Quels sont les secteurs porteurs en termes d’entrepreneuriat féminin ?

Il y a cette tendance en Afrique qui voudrait que les femmes entrepreneures soient concentrées dans des secteurs d’activités peu lucratifs, et traditionnellement dominés par les femmes. En Ouganda, par exemple, une coiffeuse gagne en moyenne 86 dollars par mois, alors qu’un électricien gagne 371 dollars sur la même période.

Notre étude a montré qu’un quart de l’écart entre les profits générés par les entreprises appartenant aux hommes et celles aux mains de femmes pouvait s’expliquer par le fait que les femmes opèrent dans des secteurs moins profitables. Nous avons également découvert que ce n’est ni par manque de compétences ou d’accès aux capitaux que les femmes opèrent dans des secteurs traditionnellement dominés par les femmes, mais à cause de facteurs sociaux et d’un manque d’information cruciale. Parfois, elles ne savent mêmes pas qu’elles gagnent moins que les hommes.

Au Nigeria, nous avons obtenu des résultats impressionnants en formant des étudiantes en technologies de l’information et de la communication. Elles ont augmenté leur chance de travailler dans le secteur des TICs de 26%. Cela démontre que ce type de formations peut booster la création d’emplois pour les femmes dans ces secteurs émergeants.

Qu’est-ce qui est prévu cette année par la Banque mondiale en faveur des femmes entrepreneurs ?

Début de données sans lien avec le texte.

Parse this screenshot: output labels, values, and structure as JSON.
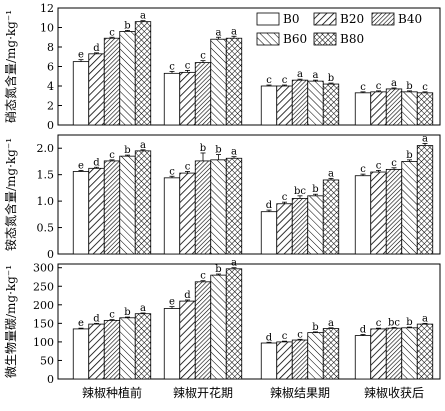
{
  "chart_data": {
    "type": "bar",
    "categories": [
      "辣椒种植前",
      "辣椒开花期",
      "辣椒结果期",
      "辣椒收获后"
    ],
    "legend": [
      "B0",
      "B20",
      "B40",
      "B60",
      "B80"
    ],
    "legend_placement": "top-right of first panel",
    "series_styles": {
      "B0": "white",
      "B20": "diagonal-hatch-right",
      "B40": "diagonal-hatch-dense",
      "B60": "diagonal-hatch-left",
      "B80": "cross-hatch"
    },
    "panels": [
      {
        "ylabel": "硝态氮含量/mg·kg⁻¹",
        "ylim": [
          0,
          12
        ],
        "yticks": [
          "0",
          "2",
          "4",
          "6",
          "8",
          "10",
          "12"
        ],
        "yticks_values": [
          0,
          2,
          4,
          6,
          8,
          10,
          12
        ],
        "values": [
          [
            6.5,
            7.3,
            8.9,
            9.6,
            10.6
          ],
          [
            5.3,
            5.4,
            6.4,
            8.8,
            8.9
          ],
          [
            4.0,
            4.0,
            4.6,
            4.5,
            4.2
          ],
          [
            3.3,
            3.4,
            3.7,
            3.4,
            3.3
          ]
        ],
        "errors": [
          [
            0.2,
            0.1,
            0.1,
            0.1,
            0.1
          ],
          [
            0.2,
            0.2,
            0.2,
            0.2,
            0.2
          ],
          [
            0.1,
            0.1,
            0.1,
            0.1,
            0.1
          ],
          [
            0.1,
            0.1,
            0.1,
            0.1,
            0.1
          ]
        ],
        "letters": [
          [
            "e",
            "d",
            "c",
            "b",
            "a"
          ],
          [
            "c",
            "c",
            "c",
            "a",
            "a"
          ],
          [
            "c",
            "c",
            "a",
            "a",
            "b"
          ],
          [
            "c",
            "c",
            "a",
            "b",
            "c"
          ]
        ]
      },
      {
        "ylabel": "铵态氮含量/mg·kg⁻¹",
        "ylim": [
          0,
          2.25
        ],
        "yticks": [
          "0",
          "0.5",
          "1.0",
          "1.5",
          "2.0"
        ],
        "yticks_values": [
          0,
          0.5,
          1.0,
          1.5,
          2.0
        ],
        "values": [
          [
            1.56,
            1.62,
            1.76,
            1.85,
            1.95
          ],
          [
            1.44,
            1.53,
            1.76,
            1.78,
            1.81
          ],
          [
            0.8,
            0.95,
            1.05,
            1.1,
            1.4
          ],
          [
            1.48,
            1.55,
            1.6,
            1.75,
            2.05
          ]
        ],
        "errors": [
          [
            0.02,
            0.02,
            0.02,
            0.02,
            0.02
          ],
          [
            0.03,
            0.03,
            0.15,
            0.1,
            0.03
          ],
          [
            0.03,
            0.03,
            0.05,
            0.03,
            0.03
          ],
          [
            0.03,
            0.03,
            0.03,
            0.03,
            0.04
          ]
        ],
        "letters": [
          [
            "e",
            "d",
            "c",
            "b",
            "a"
          ],
          [
            "c",
            "c",
            "b",
            "b",
            "a"
          ],
          [
            "d",
            "c",
            "bc",
            "b",
            "a"
          ],
          [
            "c",
            "c",
            "c",
            "b",
            "a"
          ]
        ]
      },
      {
        "ylabel": "微生物量碳/mg·kg⁻¹",
        "ylim": [
          0,
          310
        ],
        "yticks": [
          "0",
          "50",
          "100",
          "150",
          "200",
          "250",
          "300"
        ],
        "yticks_values": [
          0,
          50,
          100,
          150,
          200,
          250,
          300
        ],
        "values": [
          [
            135,
            148,
            158,
            165,
            176
          ],
          [
            190,
            210,
            262,
            280,
            297
          ],
          [
            97,
            100,
            105,
            125,
            136
          ],
          [
            117,
            135,
            137,
            138,
            148
          ]
        ],
        "errors": [
          [
            2,
            2,
            2,
            2,
            2
          ],
          [
            5,
            3,
            3,
            3,
            3
          ],
          [
            2,
            2,
            2,
            2,
            2
          ],
          [
            3,
            2,
            2,
            2,
            2
          ]
        ],
        "letters": [
          [
            "e",
            "d",
            "c",
            "b",
            "a"
          ],
          [
            "e",
            "d",
            "c",
            "b",
            "a"
          ],
          [
            "d",
            "c",
            "c",
            "b",
            "a"
          ],
          [
            "d",
            "c",
            "bc",
            "b",
            "a"
          ]
        ]
      }
    ]
  }
}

Au cours de leur vie, les femmes et les filles sont l’objet de discrimination. Promouvoir l’entrepreneuriat des femmes et leur donner les moyens de leur ambition exige des solutions transposables à grande échelle. Nous entendons profiter de l’élan généré par l’initiative We-Fi et nos programmes ciblant les femmes entrepreneures. Nous continuerons de démontrer que des mesures ciblées, parfois simples et peu coûteuses, peuvent avoir un impact très important. Nous ne le répèterons jamais assez : miser sur les femmes est un pari gagnant. Quand les femmes réussissent, tout le monde en profite. Et je suis fière de souligner qu’à la Banque mondiale nous pratiquons ce que nous prêchons : la parité est une réalité au sein de notre équipe dirigeante.